In the end, the stubborn stadium's upper level finally succumbed to explosive demolition at 4 pm eastern time on Dec. 4.

When crews detonated explosives attached to structural supports of the top ring of the Pontiac Silverdome on Dec. 3, hundreds watched with rapt attention. The stadium that formerly hosted Wrestlemania III and Detroit Lions home games, however, refused to cooperate as the upper ring did not budge.
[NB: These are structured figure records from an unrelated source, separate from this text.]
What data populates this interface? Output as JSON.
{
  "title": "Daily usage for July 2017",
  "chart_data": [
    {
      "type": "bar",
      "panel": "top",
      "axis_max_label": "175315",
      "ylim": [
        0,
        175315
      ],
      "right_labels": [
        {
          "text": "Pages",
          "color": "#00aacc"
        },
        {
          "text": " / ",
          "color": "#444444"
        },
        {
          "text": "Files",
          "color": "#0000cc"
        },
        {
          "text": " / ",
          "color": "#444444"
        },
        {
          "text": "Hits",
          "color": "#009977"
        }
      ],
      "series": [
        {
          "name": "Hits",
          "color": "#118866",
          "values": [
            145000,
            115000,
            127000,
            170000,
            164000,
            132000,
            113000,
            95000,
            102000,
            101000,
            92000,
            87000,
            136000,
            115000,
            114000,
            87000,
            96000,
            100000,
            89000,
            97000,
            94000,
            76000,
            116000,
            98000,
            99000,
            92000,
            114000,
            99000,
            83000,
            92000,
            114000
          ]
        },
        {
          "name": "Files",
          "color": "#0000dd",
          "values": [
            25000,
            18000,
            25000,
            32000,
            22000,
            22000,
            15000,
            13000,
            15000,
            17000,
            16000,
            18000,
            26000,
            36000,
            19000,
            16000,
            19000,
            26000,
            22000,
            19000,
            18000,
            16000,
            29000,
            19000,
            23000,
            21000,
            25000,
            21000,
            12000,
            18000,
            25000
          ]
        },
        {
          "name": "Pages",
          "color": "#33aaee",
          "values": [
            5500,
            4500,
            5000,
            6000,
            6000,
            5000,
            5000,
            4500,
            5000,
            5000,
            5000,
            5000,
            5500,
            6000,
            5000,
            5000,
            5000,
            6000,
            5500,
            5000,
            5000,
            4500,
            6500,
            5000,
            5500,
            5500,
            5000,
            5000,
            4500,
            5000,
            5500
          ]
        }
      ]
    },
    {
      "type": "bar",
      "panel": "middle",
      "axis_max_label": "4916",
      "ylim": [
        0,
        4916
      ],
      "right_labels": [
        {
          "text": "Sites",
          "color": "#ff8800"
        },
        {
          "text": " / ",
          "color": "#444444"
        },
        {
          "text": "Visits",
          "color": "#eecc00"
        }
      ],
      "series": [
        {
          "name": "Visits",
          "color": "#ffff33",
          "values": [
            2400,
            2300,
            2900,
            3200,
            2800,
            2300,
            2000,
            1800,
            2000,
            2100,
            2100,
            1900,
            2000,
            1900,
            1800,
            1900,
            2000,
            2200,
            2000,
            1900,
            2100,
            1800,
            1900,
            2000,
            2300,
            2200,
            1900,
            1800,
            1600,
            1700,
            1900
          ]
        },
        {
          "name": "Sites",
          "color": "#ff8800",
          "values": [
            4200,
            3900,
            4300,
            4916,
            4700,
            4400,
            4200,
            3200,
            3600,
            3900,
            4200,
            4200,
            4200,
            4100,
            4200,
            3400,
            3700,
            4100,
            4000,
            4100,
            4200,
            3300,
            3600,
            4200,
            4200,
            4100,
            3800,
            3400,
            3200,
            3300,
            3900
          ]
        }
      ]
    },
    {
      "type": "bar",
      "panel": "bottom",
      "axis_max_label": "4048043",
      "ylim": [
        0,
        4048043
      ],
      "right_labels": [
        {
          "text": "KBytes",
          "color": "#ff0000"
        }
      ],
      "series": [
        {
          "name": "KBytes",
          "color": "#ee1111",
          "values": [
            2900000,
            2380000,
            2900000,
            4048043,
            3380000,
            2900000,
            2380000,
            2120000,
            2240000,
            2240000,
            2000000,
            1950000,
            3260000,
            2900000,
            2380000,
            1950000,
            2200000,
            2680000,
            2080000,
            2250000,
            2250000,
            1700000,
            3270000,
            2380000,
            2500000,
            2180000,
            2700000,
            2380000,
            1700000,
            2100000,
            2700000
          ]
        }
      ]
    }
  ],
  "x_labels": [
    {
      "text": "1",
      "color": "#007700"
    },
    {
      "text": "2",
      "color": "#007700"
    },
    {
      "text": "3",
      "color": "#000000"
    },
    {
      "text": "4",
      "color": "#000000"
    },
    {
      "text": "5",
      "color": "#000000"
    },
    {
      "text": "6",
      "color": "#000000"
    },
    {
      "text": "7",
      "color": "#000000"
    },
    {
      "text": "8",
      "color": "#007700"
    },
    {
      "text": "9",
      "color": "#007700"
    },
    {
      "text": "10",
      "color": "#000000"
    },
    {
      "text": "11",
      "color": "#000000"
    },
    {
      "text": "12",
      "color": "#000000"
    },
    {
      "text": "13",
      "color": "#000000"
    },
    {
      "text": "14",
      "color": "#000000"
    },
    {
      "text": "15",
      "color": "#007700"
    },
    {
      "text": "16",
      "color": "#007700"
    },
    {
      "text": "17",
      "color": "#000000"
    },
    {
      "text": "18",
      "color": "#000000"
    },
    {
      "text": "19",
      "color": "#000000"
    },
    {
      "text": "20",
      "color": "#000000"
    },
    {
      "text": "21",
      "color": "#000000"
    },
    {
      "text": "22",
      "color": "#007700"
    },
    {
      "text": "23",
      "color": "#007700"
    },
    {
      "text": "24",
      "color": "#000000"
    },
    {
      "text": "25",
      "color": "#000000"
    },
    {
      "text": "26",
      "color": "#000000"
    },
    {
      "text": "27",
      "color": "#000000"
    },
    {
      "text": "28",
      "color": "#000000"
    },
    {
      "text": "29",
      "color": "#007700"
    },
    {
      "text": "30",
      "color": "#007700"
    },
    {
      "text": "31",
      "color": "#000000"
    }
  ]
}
“What happened (on Sunday) was we had the columns set with kickers and we had the eight main steel supports set with shaped charges,” says Rick Cuppetilli, executive vice president of Detroit-based Adamo Group Inc., the demolition contractor which also brought down the Georgia Dome recently.

“The shaped charges were supposed to cut the steel supports and then the kickers do their job and down it goes," says Cuppetilli. "For some reason, the eight shaped charges had something wrong with their detonation cord. We still don’t know what. The kickers all went off but without the cutting of the steel, the structure wasn’t going to come down. Today, we rewired the shaped chargers, tried again and the whole thing came down.”

Excavators will clean up the debris, break and pulverize the interior bowl and clear the site next. Cuppetilli said a bit more of the interior came down than was planned in the second blast, which successfully brought down the upper ring of the stadium.

The Silverdome has not hosted any events since a 2013 roof collapse and was demolished to make way for a mixed-use development.